De même, de nombreux romans adultes ont été adaptés en roman graphique ou en film : nombreux collégiens se sont heurtés au « Le vieil homme et la mer » d’Hemingway ou des adultes à « La montagne magique »de T. Mann. Même si le roman graphique ne remplace pas le roman, il le rend plus accessible.
Certains auteurs ont adapté leur bd au cinéma comme Jun Jung-sik avec « couleur de peau : miel » ; Kang Full a connu le succès avec le webtoon, lu par des millions de personnes sur le web, puis le manhwa (manga coréen) qui sera adapté au théâtre et en film dans lequel il sera aussi acteur (voir interview).

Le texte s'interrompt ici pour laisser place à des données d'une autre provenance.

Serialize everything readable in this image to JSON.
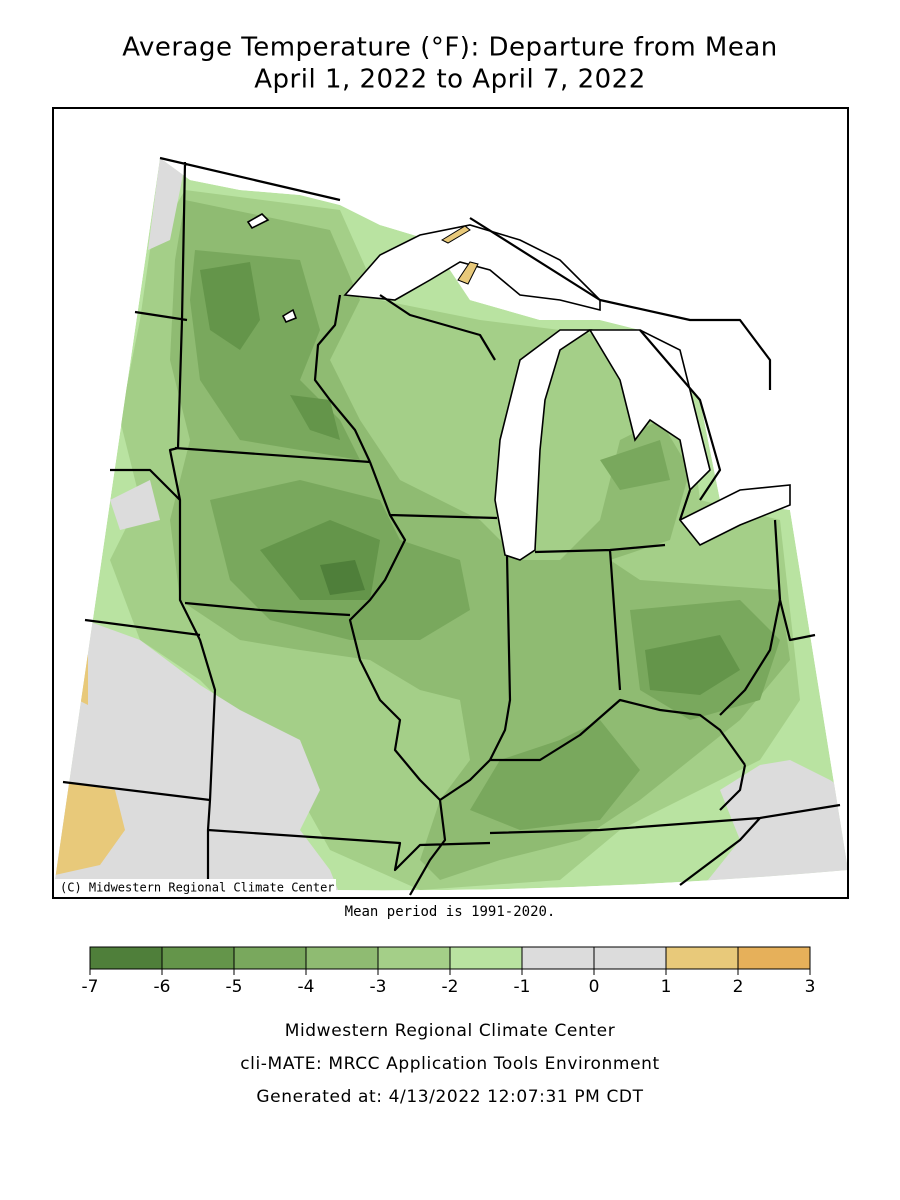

Le livre n’est plus le support initial, le référent. Les œuvres sont adaptées, d’un support à l’autre.
Le manga
Les personnages ont un physique très marqué et des expressions souvent exagérées. Initialement il se lit de droite à gauche. Souvent long, commençant leur vie dans des magazines, en noir et blanc, vendu pas cher, idéal pour être lu dans de longs trajets en métro par exemple. Déclinés en genres, sexe et sujet, chaque épisode est assez long et se concentre sur des détaillées avec des découpages complexes : si le dessin se concentre surtout sur les protagonistes et non sur une décoration, l’action est relativement longue en étant découpée.
Le manhwa (coréen)
Souvent aussi publié en webtoon et en couleur
le manhua (chinois)
se lit de gauche à droite, souvent en couleur peu de traductions
Le webtoon
Beaucoup d’amateurs, les publications en couleur proposent une narration très fluide, rapide mais surtout, la lecture se fait verticalement, sur un support numérique : le lecteur maitrise mieux la rapidité de la lecture qui peut être accompagnée de mini animations ou d’effets sonores. Ils peuvent évoluer aussi selon les commentaires, attentes des lecteurs. Un épisode se lit en quelques minutes.
Le roman graphique
S’il ressemble à une BD, il s’affranchit des codes de lectures par cases, propose souvent des histoires plus « sérieuses », de nombreuses adaptations de romans, généralement bien plus imposant qu’une bd en nombre de pages.
FIDELES ADAPTATIONS ?
Nous constatons aussi certaines dufférences bonnes ou mauvaises entre chaque support pour adapter une histoire.
Le manga permet de séquencer des actions, de les rendre longues, de les suspendre, ce que ne fait que rarement l’animé ; certaines censures peuvent se faire aussi dans l’adaptation en animé. La couleur, la musique ou l’ajout de décors peuvent aussi sensiblement changer le ton, l’histoire : certains studios font une adaptation très proche, d’autres ajoutent leur identité à l’animé. Depuis quelques années, de plus en plus de manga sont adaptés en roman. Une lecture très différente permettant peut-être de développer la psychologie des personnages ; ces adaptations globalement sont bien appréciées.
L’adaptation du roman en animé ou film peut permettre tout comme l’adaptation du manga, d’allonger l’histoire, mais l’adaptation d’un roman sera et restera la vision, la lecture du réalisateur et en aucun cas celle du lecteur.
Si le manga et l’animé nous propose qu’une facette des cultures asiatiques, le roman adapté au cinéma une représentation des communautés asiatiques des Etats-Unis, le cinéma, avec des films non asiatiques, montre des personnages asiatiques et, physiquement, on ne peut que les remarquer.